Francia, un país en el que la gastronomía posee una importancia capital, tiene un pequeño –o grande, según el mundo macronista/lepenista– problema: a los jóvenes les importan poco los clásicos de la cocina francesa y se vuelcan en cualquier clase de comida callejera que no sea la suya propia. Hoy, en cualquier ciudad de Francia de talla media, hay colas en lugares donde despachan kebabs, focaccias, tacos, arancini y, por encima de todo, cualquier simulacro de comida japonesa, sea ramen, sushi, takoyaki u onigiri.

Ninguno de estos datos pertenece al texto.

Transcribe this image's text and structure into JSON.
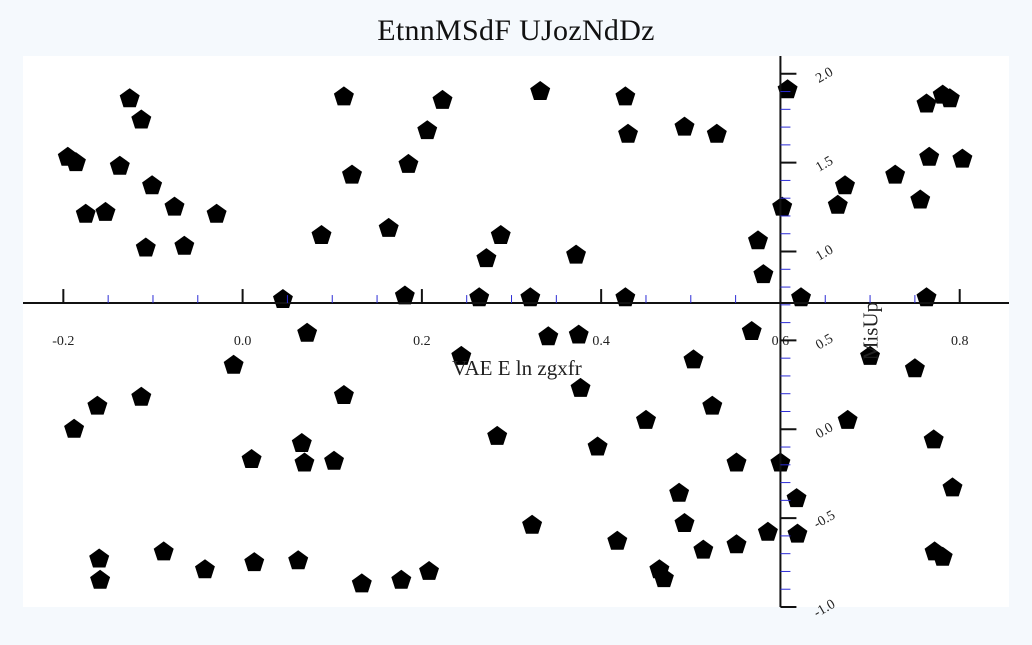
{
  "chart_data": {
    "type": "scatter",
    "title": "EtnnMSdF  UJozNdDz",
    "xlabel": "VAE E ln zgxfr",
    "ylabel": "MisUp",
    "xlim": [
      -0.245,
      0.855
    ],
    "ylim": [
      -1.0,
      2.1
    ],
    "x_axis_at_y": 0.71,
    "y_axis_at_x": 0.6,
    "x_ticks": [
      -0.2,
      0.0,
      0.2,
      0.4,
      0.6,
      0.8
    ],
    "x_tick_labels": [
      "-0.2",
      "0.0",
      "0.2",
      "0.4",
      "0.6",
      "0.8"
    ],
    "y_ticks": [
      -1.0,
      -0.5,
      0.0,
      0.5,
      1.0,
      1.5,
      2.0
    ],
    "y_tick_labels": [
      "-1.0",
      "-0.5",
      "0.0",
      "0.5",
      "1.0",
      "1.5",
      "2.0"
    ],
    "grid": false,
    "marker": "pentagon",
    "marker_color": "#000000",
    "points": [
      [
        -0.195,
        1.53
      ],
      [
        -0.186,
        1.5
      ],
      [
        -0.175,
        1.21
      ],
      [
        -0.153,
        1.22
      ],
      [
        -0.137,
        1.48
      ],
      [
        -0.126,
        1.86
      ],
      [
        -0.113,
        1.74
      ],
      [
        -0.108,
        1.02
      ],
      [
        -0.101,
        1.37
      ],
      [
        -0.076,
        1.25
      ],
      [
        -0.065,
        1.03
      ],
      [
        -0.029,
        1.21
      ],
      [
        0.045,
        0.73
      ],
      [
        0.113,
        1.87
      ],
      [
        0.088,
        1.09
      ],
      [
        0.122,
        1.43
      ],
      [
        0.163,
        1.13
      ],
      [
        0.185,
        1.49
      ],
      [
        0.206,
        1.68
      ],
      [
        0.223,
        1.85
      ],
      [
        0.181,
        0.75
      ],
      [
        0.264,
        0.74
      ],
      [
        0.272,
        0.96
      ],
      [
        0.288,
        1.09
      ],
      [
        0.321,
        0.74
      ],
      [
        0.332,
        1.9
      ],
      [
        0.372,
        0.98
      ],
      [
        0.427,
        0.74
      ],
      [
        0.427,
        1.87
      ],
      [
        0.43,
        1.66
      ],
      [
        0.493,
        1.7
      ],
      [
        0.529,
        1.66
      ],
      [
        0.575,
        1.06
      ],
      [
        0.581,
        0.87
      ],
      [
        0.602,
        1.25
      ],
      [
        0.608,
        1.91
      ],
      [
        0.623,
        0.74
      ],
      [
        0.664,
        1.26
      ],
      [
        0.672,
        1.37
      ],
      [
        0.728,
        1.43
      ],
      [
        0.756,
        1.29
      ],
      [
        0.763,
        0.74
      ],
      [
        0.766,
        1.53
      ],
      [
        0.763,
        1.83
      ],
      [
        0.781,
        1.88
      ],
      [
        0.789,
        1.86
      ],
      [
        0.803,
        1.52
      ],
      [
        -0.188,
        0.0
      ],
      [
        -0.162,
        0.13
      ],
      [
        -0.113,
        0.18
      ],
      [
        -0.01,
        0.36
      ],
      [
        0.072,
        0.54
      ],
      [
        0.01,
        -0.17
      ],
      [
        0.066,
        -0.08
      ],
      [
        0.069,
        -0.19
      ],
      [
        0.102,
        -0.18
      ],
      [
        0.113,
        0.19
      ],
      [
        0.244,
        0.41
      ],
      [
        0.284,
        -0.04
      ],
      [
        0.341,
        0.52
      ],
      [
        0.375,
        0.53
      ],
      [
        0.377,
        0.23
      ],
      [
        0.396,
        -0.1
      ],
      [
        0.45,
        0.05
      ],
      [
        0.503,
        0.39
      ],
      [
        0.524,
        0.13
      ],
      [
        0.551,
        -0.19
      ],
      [
        0.568,
        0.55
      ],
      [
        0.6,
        -0.19
      ],
      [
        0.618,
        -0.39
      ],
      [
        0.323,
        -0.54
      ],
      [
        0.418,
        -0.63
      ],
      [
        0.487,
        -0.36
      ],
      [
        0.493,
        -0.53
      ],
      [
        0.514,
        -0.68
      ],
      [
        0.551,
        -0.65
      ],
      [
        0.586,
        -0.58
      ],
      [
        0.619,
        -0.59
      ],
      [
        0.7,
        0.41
      ],
      [
        0.675,
        0.05
      ],
      [
        0.75,
        0.34
      ],
      [
        0.771,
        -0.06
      ],
      [
        0.792,
        -0.33
      ],
      [
        0.772,
        -0.69
      ],
      [
        0.781,
        -0.72
      ],
      [
        -0.16,
        -0.73
      ],
      [
        -0.159,
        -0.85
      ],
      [
        -0.088,
        -0.69
      ],
      [
        -0.042,
        -0.79
      ],
      [
        0.013,
        -0.75
      ],
      [
        0.062,
        -0.74
      ],
      [
        0.133,
        -0.87
      ],
      [
        0.177,
        -0.85
      ],
      [
        0.208,
        -0.8
      ],
      [
        0.465,
        -0.79
      ],
      [
        0.47,
        -0.84
      ]
    ]
  }
}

La palma se la llevan los locales que fusionan todo y que igual te sirven un kebab de pollo al curry con patatas con allioli que un taco con queso y salmón, acompañado de patatas con salsa japonesa, que no es más que allioli al que le han añadido un poco de salsa de soja. Y algo que podría ser sésamo: preguntado, el empleado del populoso local que servía tamaños despropósitos en el centro de la ciudad de Toulouse, no supo darme razón. El french-japo taco poseía la consistencia de una caja de cartón de embalar y el sabor y el olor del agua de limpiar el pescado. Eso sí, por 6 euros te dan un taco digno de aparecer en el Guinness por su espectacular tamaño. 

 

Hay quienes al visitar Japón se quejan de que todo tiene un sabor diferente y prefieren el ‘sushi’ o el ‘ramen’ de sus países de origen

 

Confieso que una vuelta por el centro de la ciudad de Toulouse en pleno fin de semana me ha dejado perpleja: había colas en varios locales de street food japonesa con gente vestida de otaku o de princesita Mononoke, spritzerías, foccacerías, hasta lugares donde servían exclusivamente ñoquis para llevar con las más variopintas salsas (la española: tomate con pasta de anchoa y aceitunas negras), puestos de nems, crêpes japoneses y, por supuesto, los ubicuos bubble tea, seguramente la bebida más insípida que ha creado la humanidad. Un público mayoritariamente joven llenaba entusiasmado todos estos locales y parecía ser indiferente a las horas de cola. Diría que no ocurre lo mismo en los centros históricos de las ciudades españolas, donde todavía las rutas de tapas autóctonas (con más o menos creatividad) hacen furor entre gente de todas las edades y los lugares de comida callejera de otros países tienen una importancia residual. 

Entiendo bien la japonofilia: soy una víctima de ella y sólo el respeto a mis contemporáneos me impide vestirme de otaku, pero amar Japón no es sólo ponerse ciego de sushi en un buffet libre, beber bubble tea de matcha o pasarse la vida leyendo manga. Igual que amar Italia no es desayunar con tiramisú regado de spritz. 

Reducir el amor a estos países a un vago simulacro de su comida es hacerse un flaco favor: hay personas que al llegar a Japón se quejan de que todo tiene un sabor y un olor diferentes y prefieren el sushi o el ramen de sus países de origen. A todos ellos yo les diría que más vale una buena croqueta casera que todas las piezas de sushi que languidecen durante horas en los buffets libres japoneses –regidos por coreanos o chinos donde trabajan cocineros pakistaníes que jamás han estado en Japón– que invaden nuestras ciudades y que tienen de orientales lo que yo de sueca.